For instance, perhaps if you pay someone to provide a service, and they deliberately wait to provide that service, over an extended period of time.

I thank you for any answers in advance!

  • The jurisdiction in question would matter as would other aspects of the context. There is no one general rule. The example you mention, furthermore, implicates contract law and not tort law.
    – ohwilleke
    Jul 23, 2017 at 22:31

2 Answers 2


The closest thing you will find this, I believe, is being awarded loss of profits. Under that concept, if you can reasonably prove the amount you would have earned during the period of time you were unable to earn it, you may be awarded that as damages. It's usually applied to a situation where you are injured by somebody's conduct and miss X amount of weeks of work. The court can then take what you earned in the X number of weeks prior to such injury and project out what you would have earned. This does not work with speculative profits, such as if you were just about to open your own business and then were injured. Thus, I believe if you're able to prove an individual purposely slow-played fulfilling a contract you relied upon and you can show what you would have earned had he not done so, you may be able to connect damages in that amount as a result. As always, consult an attorney before making any decisions on this. Good luck.

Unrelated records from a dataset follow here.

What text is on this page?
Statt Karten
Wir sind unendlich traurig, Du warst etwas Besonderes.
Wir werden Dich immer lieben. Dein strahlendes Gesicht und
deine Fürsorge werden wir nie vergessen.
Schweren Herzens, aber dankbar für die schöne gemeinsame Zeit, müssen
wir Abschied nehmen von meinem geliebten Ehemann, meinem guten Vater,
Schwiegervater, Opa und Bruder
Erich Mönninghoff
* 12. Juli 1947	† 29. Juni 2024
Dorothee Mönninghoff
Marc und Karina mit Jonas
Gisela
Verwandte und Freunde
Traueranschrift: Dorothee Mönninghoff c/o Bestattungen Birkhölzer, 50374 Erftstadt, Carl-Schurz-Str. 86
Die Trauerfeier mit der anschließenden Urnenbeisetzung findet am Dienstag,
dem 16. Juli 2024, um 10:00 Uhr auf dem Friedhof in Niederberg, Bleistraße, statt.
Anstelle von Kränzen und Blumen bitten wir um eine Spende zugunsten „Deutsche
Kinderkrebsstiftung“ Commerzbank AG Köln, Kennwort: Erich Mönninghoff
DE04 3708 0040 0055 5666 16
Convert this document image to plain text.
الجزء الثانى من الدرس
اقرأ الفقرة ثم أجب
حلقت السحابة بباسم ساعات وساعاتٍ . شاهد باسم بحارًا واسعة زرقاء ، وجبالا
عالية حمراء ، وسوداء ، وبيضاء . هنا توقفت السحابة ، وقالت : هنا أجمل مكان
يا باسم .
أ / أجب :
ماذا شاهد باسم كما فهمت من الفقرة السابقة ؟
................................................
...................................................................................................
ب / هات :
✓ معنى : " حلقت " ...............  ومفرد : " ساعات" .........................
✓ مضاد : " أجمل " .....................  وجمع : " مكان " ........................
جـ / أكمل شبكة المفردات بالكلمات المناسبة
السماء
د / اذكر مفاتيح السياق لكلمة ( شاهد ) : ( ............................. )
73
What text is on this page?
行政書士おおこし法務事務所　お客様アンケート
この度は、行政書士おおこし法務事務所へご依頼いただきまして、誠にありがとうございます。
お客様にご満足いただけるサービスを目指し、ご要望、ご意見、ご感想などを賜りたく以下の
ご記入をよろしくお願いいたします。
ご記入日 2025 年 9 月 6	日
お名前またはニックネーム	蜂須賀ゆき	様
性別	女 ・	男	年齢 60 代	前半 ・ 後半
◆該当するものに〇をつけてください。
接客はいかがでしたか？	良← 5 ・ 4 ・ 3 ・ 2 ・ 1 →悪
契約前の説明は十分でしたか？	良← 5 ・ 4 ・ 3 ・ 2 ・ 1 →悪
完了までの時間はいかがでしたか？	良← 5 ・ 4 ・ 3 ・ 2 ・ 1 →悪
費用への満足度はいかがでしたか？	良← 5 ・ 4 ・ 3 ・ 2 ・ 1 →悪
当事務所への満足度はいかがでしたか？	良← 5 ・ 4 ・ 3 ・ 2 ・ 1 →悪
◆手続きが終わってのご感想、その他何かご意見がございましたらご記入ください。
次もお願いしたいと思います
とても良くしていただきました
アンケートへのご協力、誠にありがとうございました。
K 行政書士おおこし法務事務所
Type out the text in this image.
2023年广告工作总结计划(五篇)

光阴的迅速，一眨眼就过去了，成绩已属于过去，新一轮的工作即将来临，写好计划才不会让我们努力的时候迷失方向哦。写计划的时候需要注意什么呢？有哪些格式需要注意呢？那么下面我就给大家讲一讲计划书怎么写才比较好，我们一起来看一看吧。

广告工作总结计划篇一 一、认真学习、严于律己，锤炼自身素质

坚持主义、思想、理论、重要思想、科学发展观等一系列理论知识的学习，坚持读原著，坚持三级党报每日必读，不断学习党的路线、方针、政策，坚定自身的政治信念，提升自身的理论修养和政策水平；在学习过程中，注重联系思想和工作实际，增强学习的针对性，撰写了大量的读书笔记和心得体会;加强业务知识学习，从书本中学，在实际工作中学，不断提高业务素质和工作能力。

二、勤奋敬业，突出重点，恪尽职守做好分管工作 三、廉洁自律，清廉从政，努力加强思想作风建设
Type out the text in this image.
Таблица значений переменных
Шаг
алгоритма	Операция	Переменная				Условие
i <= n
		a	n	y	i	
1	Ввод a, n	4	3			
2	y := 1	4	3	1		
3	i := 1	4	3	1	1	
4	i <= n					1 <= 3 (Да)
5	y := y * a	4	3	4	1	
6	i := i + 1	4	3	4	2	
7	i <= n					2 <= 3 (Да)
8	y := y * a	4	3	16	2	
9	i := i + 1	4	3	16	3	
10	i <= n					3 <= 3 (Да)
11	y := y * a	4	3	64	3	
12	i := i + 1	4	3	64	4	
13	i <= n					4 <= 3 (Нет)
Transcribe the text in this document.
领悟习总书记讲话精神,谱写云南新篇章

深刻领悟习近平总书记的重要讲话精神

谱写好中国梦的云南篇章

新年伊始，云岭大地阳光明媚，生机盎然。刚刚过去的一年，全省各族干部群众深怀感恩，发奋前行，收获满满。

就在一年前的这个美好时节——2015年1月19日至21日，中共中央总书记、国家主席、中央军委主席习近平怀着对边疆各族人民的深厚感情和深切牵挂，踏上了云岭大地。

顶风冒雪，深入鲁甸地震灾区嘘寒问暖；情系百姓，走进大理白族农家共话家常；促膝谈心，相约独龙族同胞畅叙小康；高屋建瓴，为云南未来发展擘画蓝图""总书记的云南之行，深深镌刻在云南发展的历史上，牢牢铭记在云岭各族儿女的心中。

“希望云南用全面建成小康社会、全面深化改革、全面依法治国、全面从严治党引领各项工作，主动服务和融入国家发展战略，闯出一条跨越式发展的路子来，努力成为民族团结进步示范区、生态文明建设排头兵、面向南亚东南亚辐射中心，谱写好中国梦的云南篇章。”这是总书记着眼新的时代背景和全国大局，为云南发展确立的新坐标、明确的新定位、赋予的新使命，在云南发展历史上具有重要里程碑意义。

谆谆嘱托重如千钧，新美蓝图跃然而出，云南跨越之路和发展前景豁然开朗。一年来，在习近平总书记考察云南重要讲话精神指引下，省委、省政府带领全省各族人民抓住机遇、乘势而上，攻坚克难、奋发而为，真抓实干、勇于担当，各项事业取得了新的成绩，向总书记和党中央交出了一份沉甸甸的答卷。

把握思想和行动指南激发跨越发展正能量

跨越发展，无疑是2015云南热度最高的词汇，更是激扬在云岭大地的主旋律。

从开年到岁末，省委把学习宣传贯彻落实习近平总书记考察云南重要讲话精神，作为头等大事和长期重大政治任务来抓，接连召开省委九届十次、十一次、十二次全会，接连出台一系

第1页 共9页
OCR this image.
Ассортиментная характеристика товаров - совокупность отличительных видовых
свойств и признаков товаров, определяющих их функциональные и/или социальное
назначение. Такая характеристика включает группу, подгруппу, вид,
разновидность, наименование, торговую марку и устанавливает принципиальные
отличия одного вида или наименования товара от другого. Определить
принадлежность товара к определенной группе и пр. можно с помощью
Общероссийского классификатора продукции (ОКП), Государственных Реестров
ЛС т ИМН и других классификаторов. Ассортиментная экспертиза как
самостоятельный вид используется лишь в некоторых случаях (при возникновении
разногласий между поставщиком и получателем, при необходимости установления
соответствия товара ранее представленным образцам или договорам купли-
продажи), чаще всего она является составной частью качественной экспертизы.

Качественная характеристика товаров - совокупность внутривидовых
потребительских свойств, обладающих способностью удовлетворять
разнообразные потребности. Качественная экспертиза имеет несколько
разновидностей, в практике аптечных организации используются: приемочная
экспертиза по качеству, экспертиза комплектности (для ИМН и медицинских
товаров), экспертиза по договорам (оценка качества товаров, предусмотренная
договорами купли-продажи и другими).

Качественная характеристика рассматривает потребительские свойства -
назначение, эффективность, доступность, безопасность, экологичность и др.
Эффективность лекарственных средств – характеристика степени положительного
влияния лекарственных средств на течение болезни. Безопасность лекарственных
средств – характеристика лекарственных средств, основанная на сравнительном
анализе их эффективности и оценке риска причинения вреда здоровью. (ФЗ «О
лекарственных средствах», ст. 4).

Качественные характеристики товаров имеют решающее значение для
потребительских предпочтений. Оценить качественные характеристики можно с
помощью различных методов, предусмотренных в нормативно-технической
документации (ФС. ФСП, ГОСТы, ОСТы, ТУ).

Usually, a litigants own lost time will not be a compensable item of damages in legal systems derived from those of England called "common law" jurisdictions (including England, Ireland, the United States, Canada, New Zealand and Australia), unless there is an contractual provision that provides that "time is of the essence" and some liquidated damages clause in the contract that quantifies this harm.

Usually, a litigants own lost time will not be compensable in a tort action.

But, while lost time is not compensable as a general rule, lost income (either from wages or profits) usually is compensable so long as it is foreseeably caused by the breach of a legal obligation, and is not merely speculative.

When money or property is withheld for some time period, there will also often be an element of pre-judgment interest that is calculated on top of the economic value of the harm as of the time of the breach, often at a statutory rate, although the law of pre-judgment interest varies quite a bit from jurisdiction to jurisdiction and is often allowed in contract lawsuits, but not in tort lawsuits.

Outside of these jurisdictions, there is further variation. One of the few instances in which lost personal time in breach of a promise is compensable of which I am aware is on a Japanese passenger rail line (including the equivalent of subways). There, passengers are entitled to a fixed amount of compensation automatically when the train fails to arrive on time (without regard to the individualized value of a person's time).